Nutrition tip: If you’re not satisfied when you eat a salad, try adding texture. (This goes for all meals.)

One of my favorite and easy toppings for a salad with creamy dressing (and warm, shaved Brussels sprouts and creamy pasta and whipped hummus and thick soup) is the crispy chickpea. It’s starchy and crunchy and comforting and protein-rich (1 can = about 20g of protein, and yes I use the whole can). And it requires minimal culinary expertise and cooking time before it’s ready to be dumped onto your salad, which I’m all about.

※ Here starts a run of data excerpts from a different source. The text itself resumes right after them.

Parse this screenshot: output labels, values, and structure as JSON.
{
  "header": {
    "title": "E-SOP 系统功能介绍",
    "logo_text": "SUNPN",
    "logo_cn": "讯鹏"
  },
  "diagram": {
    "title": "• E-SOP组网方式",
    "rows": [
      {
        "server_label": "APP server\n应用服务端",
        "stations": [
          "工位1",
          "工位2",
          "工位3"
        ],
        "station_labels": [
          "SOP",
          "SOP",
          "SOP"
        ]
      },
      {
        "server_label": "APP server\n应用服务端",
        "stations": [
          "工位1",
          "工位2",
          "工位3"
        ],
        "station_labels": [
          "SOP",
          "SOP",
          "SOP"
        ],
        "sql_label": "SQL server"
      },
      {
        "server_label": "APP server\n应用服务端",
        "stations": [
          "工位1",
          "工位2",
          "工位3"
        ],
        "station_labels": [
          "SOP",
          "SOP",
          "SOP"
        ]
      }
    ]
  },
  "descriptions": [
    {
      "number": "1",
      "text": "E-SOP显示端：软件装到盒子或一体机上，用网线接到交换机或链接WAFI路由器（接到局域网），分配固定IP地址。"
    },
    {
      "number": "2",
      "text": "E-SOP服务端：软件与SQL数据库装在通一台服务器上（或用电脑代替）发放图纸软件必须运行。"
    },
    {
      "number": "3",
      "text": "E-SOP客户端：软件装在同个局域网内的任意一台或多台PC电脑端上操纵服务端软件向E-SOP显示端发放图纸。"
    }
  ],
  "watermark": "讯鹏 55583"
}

Recipe: Crispy Chickenless Chickpeas

For salad toppings, fork-less snacks, etc.

Ingredients

Olive oil spray

1 can chickpeas

Black pepper

Vegan Chicken-Less Seasoning Salt from Trader Joe’s

Crispy Chicken-less Chickpeas with Trader Joe's Vegan Chicken-less Seasoning Salt

 

 

 

 

 

 

 

 

 

 

Make It

Spray a medium, non-stick pan with olive oil spray. Place on the stove with a high setting. Rinse your chickpeas and toss them into the pan. Stir frequently for 3 minutes on high, watching so they don’t burn. After 3 minutes, switch to medium heat. Sprinkle the Vegan Chicken-Less Seasoning Salt across the tops of the chickpeas (I really like to coat them). Sprinkle the black pepper as well – a bit less liberally unless you’re really into that kick. Continue to stir frequently to prevent burning – you should be able to hear them hissing and crackling at this point. After 8-10 minutes on medium heat, the chickpeas should be browning, with a crispy coating (test one out). At this point, take the pan off the heat and let the chickpeas cool in the pan while drying out just a little more. Give the pan a shake every couple of minutes. After 5-10 minutes of cooling, toss them in a bowl or onto a creamy salad.